Propidium monoazide treatment to distinguish between live and dead methanogens in pure cultures and environmental samples
Janine Heise, Marcella Nega, Mashal Alawi, Dirk Wagner
GFZ German Research Centre for Geosciences, Helmholtz Centre Potsdam, Section Geomicrobiology, Telegrafenberg, 14473 Potsdam, Germany.

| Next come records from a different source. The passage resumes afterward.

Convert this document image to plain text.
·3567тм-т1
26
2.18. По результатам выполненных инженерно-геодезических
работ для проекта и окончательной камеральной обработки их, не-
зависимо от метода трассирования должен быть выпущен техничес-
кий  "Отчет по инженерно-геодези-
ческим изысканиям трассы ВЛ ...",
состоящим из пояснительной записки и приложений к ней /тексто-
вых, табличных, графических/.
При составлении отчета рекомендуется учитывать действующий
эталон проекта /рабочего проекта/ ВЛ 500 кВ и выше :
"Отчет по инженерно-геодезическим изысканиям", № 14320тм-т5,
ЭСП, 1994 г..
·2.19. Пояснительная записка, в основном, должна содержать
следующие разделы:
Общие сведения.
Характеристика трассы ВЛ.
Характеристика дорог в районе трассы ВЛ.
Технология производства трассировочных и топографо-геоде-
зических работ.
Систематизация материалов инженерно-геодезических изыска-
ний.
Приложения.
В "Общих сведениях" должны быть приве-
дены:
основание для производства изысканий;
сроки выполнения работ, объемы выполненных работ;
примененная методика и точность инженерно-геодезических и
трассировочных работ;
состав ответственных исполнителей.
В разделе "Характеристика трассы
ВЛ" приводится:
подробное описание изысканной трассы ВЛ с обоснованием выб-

In clinical trials investigating human health and in the analysis of microbial communities in cultures and natural environments, it is a substantial challenge to differentiate between living, potentially active communities and dead cells. The DNA-intercalating dye propidium monoazide (PMA) enables the selective masking of DNA from dead, membrane-compromised cells immediately before DNA extraction. In the present study, we evaluated for the first time a PMA treatment for methanogenic archaea in cultures and particle-rich environmental samples. Using microscopic analyses, we confirmed the applicability of the LIVE/DEAD® BacLight™ kit to methanogenic archaea and demonstrated the maintenance of intact cell membranes of methanogens in the presence of PMA. Although strain-specific differences in the efficiency of PMA treatment to methanogenic archaea were observed, we developed an optimal procedure using 130 μM PMA and 5 min of photo-activation with blue LED light. The results showed that the effectiveness of the PMA treatment strongly depends on the texture of the sediment/soil: silt and clay-rich sediments represent a challenge at all concentrations, whereas successful suppression of DNA from dead cells with compromised membranes was possible for low particle loads of sandy soil (total suspended solids (TSS) ≤ 200 mg mL-1). Conclusively, we present two strategies to overcome the problem of insufficient light activation of PMA caused by the turbidity effect (shielding) in particle-rich environmental samples by (i) dilution of the particle-rich sample and (ii) detachment of the cells and the free DNA from the sediment prior to a PMA treatment. Both strategies promise to be usable options for distinguishing living cells and free DNA in complex environmental samples.
Keywords: Propidium monoazide (PMA); LIVE/DEAD® BacLight™ kit; Methanogenic archaea; Viable cells; Live/dead differentiation; Membrane-compromised cells; Extracellular DNA.